Cricket Australia stands to lose some A$300 million ($174 million) should the coronavirus outbreak derail their high-profile home test series against India later this year.
“We’re in uncertain times, and it’s difficult to project precisely what will transpire over the next number of months,” CA chief executive Kevin Roberts said this week.
“But we will be working through with advice from experts, externally as to what are the various scenarios that are plausible, how likely are they, and how would we plan to deal with each of them.”
IN THE BALANCE
The England and Wales Cricket Board (ECB) have invested heavily in promoting the competition in the 100-ball format, which is scheduled to begin on July 17.
“It is clear that every industry, including cricket, will be impacted by this unprecedented situation,” Tom Moffat, chief executive of the Federation of International Cricketers’ Associations (FICA), told Reuters.

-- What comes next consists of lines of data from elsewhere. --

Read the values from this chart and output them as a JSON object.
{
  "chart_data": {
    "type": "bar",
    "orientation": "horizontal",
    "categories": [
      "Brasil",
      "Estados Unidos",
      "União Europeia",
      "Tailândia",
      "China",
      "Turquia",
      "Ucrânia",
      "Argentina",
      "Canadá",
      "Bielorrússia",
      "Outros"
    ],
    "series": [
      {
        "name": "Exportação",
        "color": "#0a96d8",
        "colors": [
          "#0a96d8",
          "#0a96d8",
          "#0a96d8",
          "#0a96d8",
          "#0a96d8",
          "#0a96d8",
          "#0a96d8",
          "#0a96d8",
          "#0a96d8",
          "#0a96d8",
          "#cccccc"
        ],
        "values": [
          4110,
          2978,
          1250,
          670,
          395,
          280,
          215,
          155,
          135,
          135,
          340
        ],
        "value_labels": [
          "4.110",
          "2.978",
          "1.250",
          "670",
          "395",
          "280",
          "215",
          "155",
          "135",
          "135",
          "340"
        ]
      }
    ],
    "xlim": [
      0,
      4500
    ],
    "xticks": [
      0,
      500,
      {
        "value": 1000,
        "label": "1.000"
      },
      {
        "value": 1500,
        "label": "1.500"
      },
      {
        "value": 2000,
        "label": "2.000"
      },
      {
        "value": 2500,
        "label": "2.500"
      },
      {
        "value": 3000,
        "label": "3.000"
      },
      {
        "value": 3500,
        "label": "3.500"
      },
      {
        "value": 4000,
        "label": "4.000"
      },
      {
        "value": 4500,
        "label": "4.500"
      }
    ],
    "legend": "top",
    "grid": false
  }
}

“It’s more important than ever for the cricket industry to work together collaboratively at this time.”
Individually, top players from outside India risk losing IPL contracts worth millions of dollars if they are unable to travel or their boards deny them permission to play.
As far as FICA is concerned, Moffat said, the wellbeing of the players while the world deals with an international health crisis is far more important than cash.
“Governing bodies, employers, and leagues owe a duty of care to provide players with a safe workplace,” he added.
“And enforcing that players travel to, or work in conditions that are unsafe, would not meet that standard.”